Over the next 24–48 hours, key watchpoints are: (1) confirmation and targeting details of Iranian missile launches—whether they remain symbolic or attempt to hit U.S. or allied assets; (2) any verified damage to major oil export infrastructure, gas facilities, or port operations in Khuzestan, Bushehr, and Hormozgan; (3) announcements from OPEC+ or major Gulf producers on contingency output or shipping security; (4) U.S. and Iranian red-line rhetoric regarding further escalation; and (5) evidence that tonight’s blackout and water facility strike are part of a deliberate campaign against civilian infrastructure. A transition from episodic strikes to a multi-night air campaign would signal a longer, more destabilizing conflict trajectory with deeper implications for energy supply and regional risk premia.

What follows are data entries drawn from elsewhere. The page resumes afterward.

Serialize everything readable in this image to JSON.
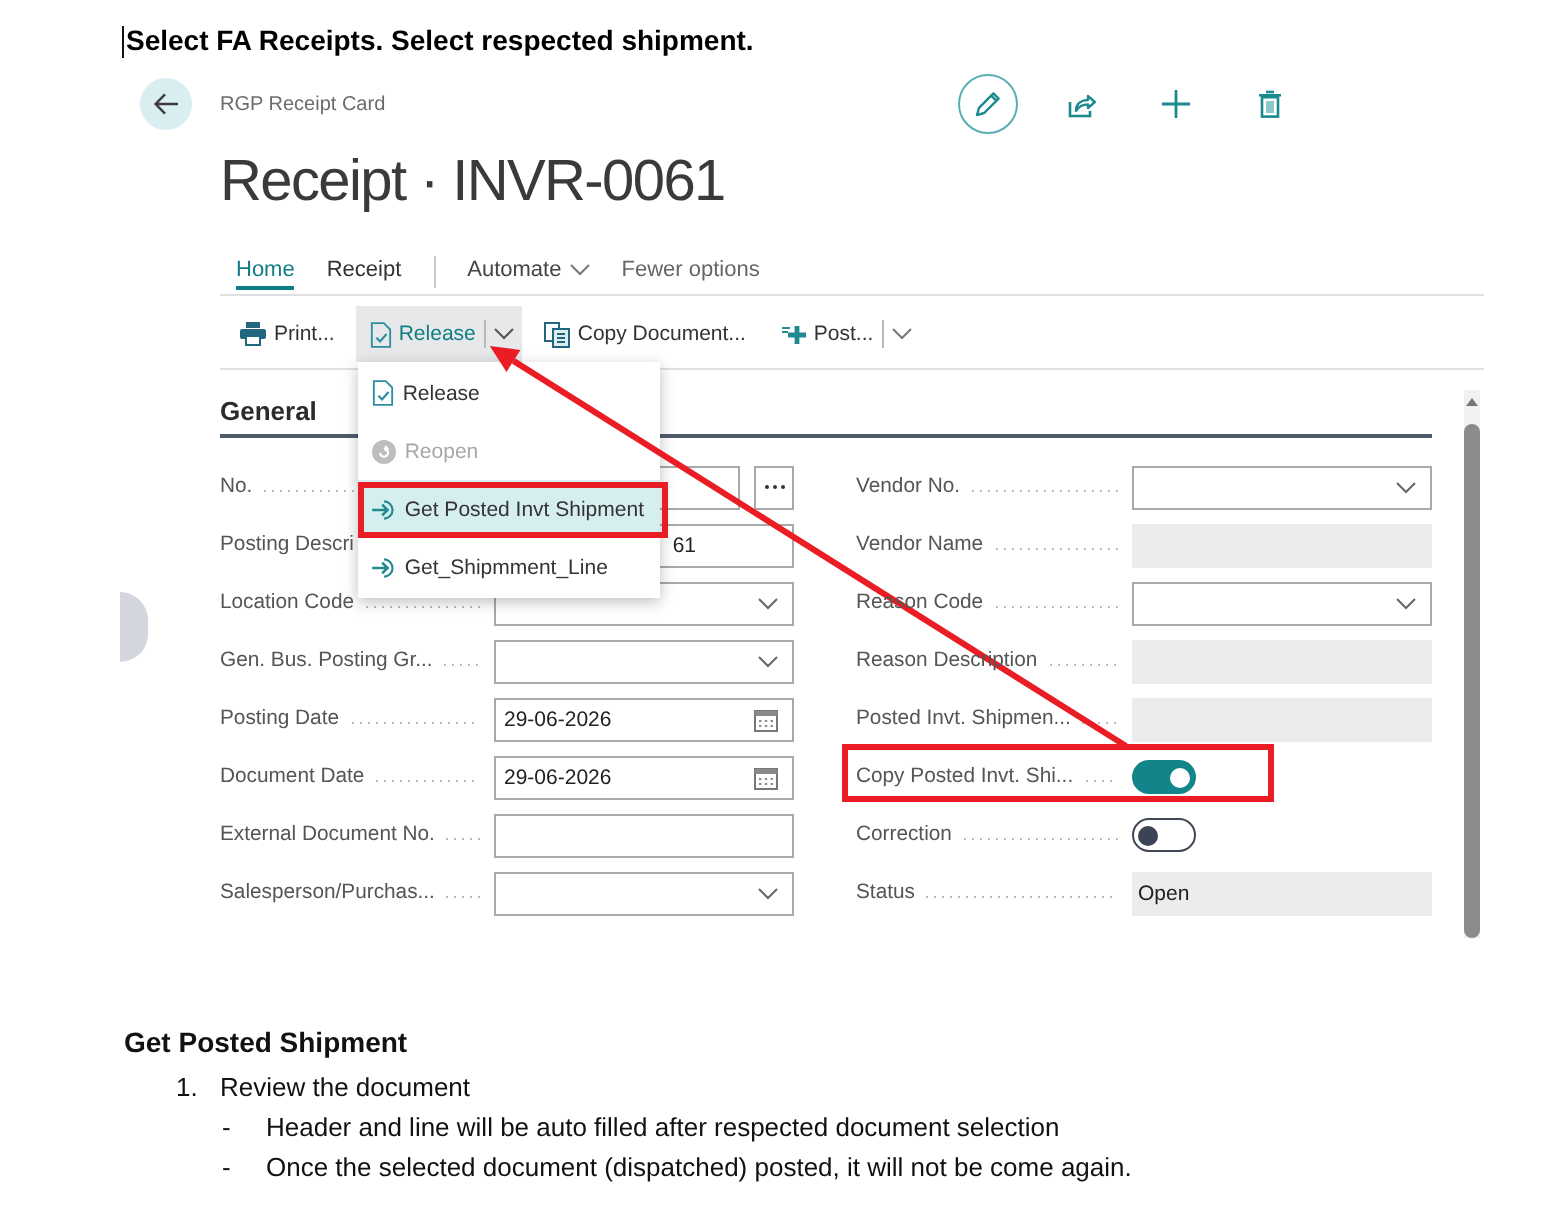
{
  "document": {
    "heading": "Select FA Receipts. Select respected shipment."
  },
  "card": {
    "breadcrumb": "RGP Receipt Card",
    "title": "Receipt · INVR-0061",
    "tabs": [
      {
        "label": "Home",
        "kind": "tab",
        "selected": true
      },
      {
        "label": "Receipt",
        "kind": "tab",
        "selected": false
      },
      {
        "label": "Automate",
        "kind": "menu",
        "selected": false
      },
      {
        "label": "Fewer options",
        "kind": "link",
        "selected": false
      }
    ],
    "toolbar": [
      {
        "label": "Print...",
        "kind": "button"
      },
      {
        "label": "Release",
        "kind": "split",
        "expanded": true,
        "menu": [
          {
            "label": "Release",
            "disabled": false,
            "selected": false,
            "annotated": false
          },
          {
            "label": "Reopen",
            "disabled": true,
            "selected": false,
            "annotated": false
          },
          {
            "label": "Get Posted Invt Shipment",
            "disabled": false,
            "selected": true,
            "annotated": true
          },
          {
            "label": "Get_Shipmment_Line",
            "disabled": false,
            "selected": false,
            "annotated": false
          }
        ]
      },
      {
        "label": "Copy Document...",
        "kind": "button"
      },
      {
        "label": "Post...",
        "kind": "split",
        "expanded": false
      }
    ],
    "section": {
      "title": "General",
      "left_fields": [
        {
          "label": "No.",
          "kind": "lookup"
        },
        {
          "label": "Posting Descri",
          "kind": "text",
          "value": "61"
        },
        {
          "label": "Location Code",
          "kind": "select"
        },
        {
          "label": "Gen. Bus. Posting Gr...",
          "kind": "select"
        },
        {
          "label": "Posting Date",
          "kind": "date",
          "value": "29-06-2026"
        },
        {
          "label": "Document Date",
          "kind": "date",
          "value": "29-06-2026"
        },
        {
          "label": "External Document No.",
          "kind": "text"
        },
        {
          "label": "Salesperson/Purchas...",
          "kind": "select"
        }
      ],
      "right_fields": [
        {
          "label": "Vendor No.",
          "kind": "select",
          "annotated": false
        },
        {
          "label": "Vendor Name",
          "kind": "readonly",
          "annotated": false
        },
        {
          "label": "Reason Code",
          "kind": "select",
          "annotated": false
        },
        {
          "label": "Reason Description",
          "kind": "readonly",
          "annotated": false
        },
        {
          "label": "Posted Invt. Shipmen...",
          "kind": "readonly",
          "annotated": false
        },
        {
          "label": "Copy Posted Invt. Shi...",
          "kind": "toggle",
          "on": true,
          "annotated": true
        },
        {
          "label": "Correction",
          "kind": "toggle",
          "on": false,
          "annotated": false
        },
        {
          "label": "Status",
          "kind": "readonly",
          "value": "Open",
          "annotated": false
        }
      ]
    }
  },
  "notes": {
    "heading": "Get Posted Shipment",
    "steps": [
      {
        "number": "1.",
        "text": "Review the document",
        "points": [
          {
            "marker": "-",
            "text": "Header and line will be auto filled after respected document selection"
          },
          {
            "marker": "-",
            "text": "Once the selected document (dispatched) posted, it will not be come again."
          }
        ]
      }
    ]
  }
}
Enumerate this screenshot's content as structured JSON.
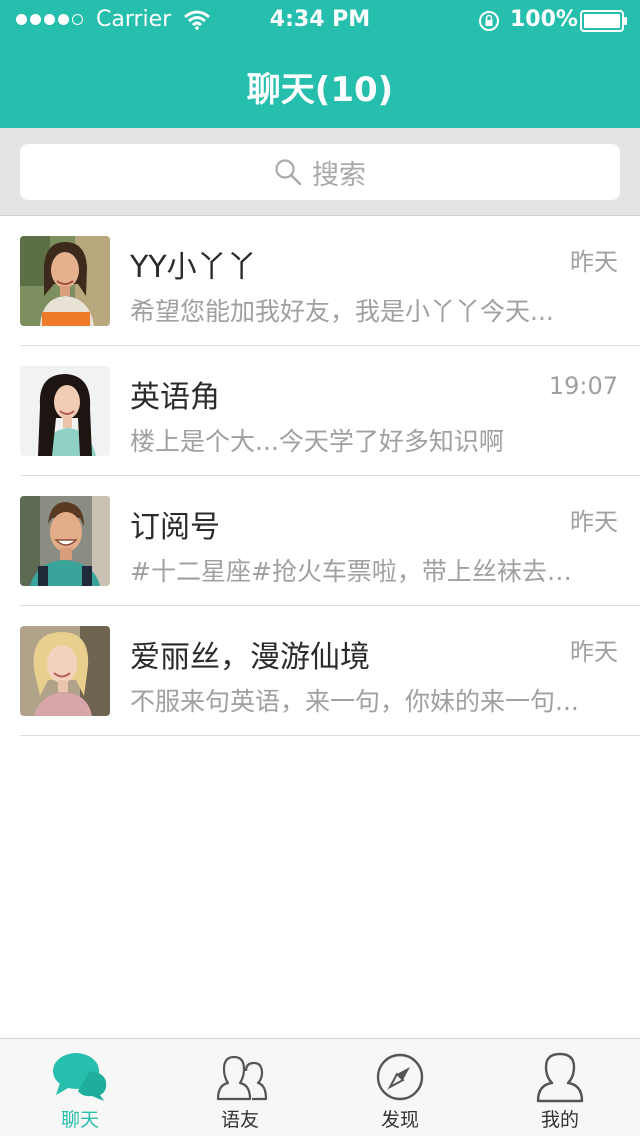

MARKET IMPACT ASSESSMENT: Escalating U.S.–Iran strikes inside Iran, including Khuzestan and Gulf-facing cities, reinforce upside pressure on crude benchmarks, options volatility, and Gulf shipping insurance premia; heightened risk of Iranian missile retaliation and potential targeting of U.S. assets or regional energy infrastructure supports safe-haven flows into gold and Treasuries and could weigh on risk assets and EM FX with Gulf exposure.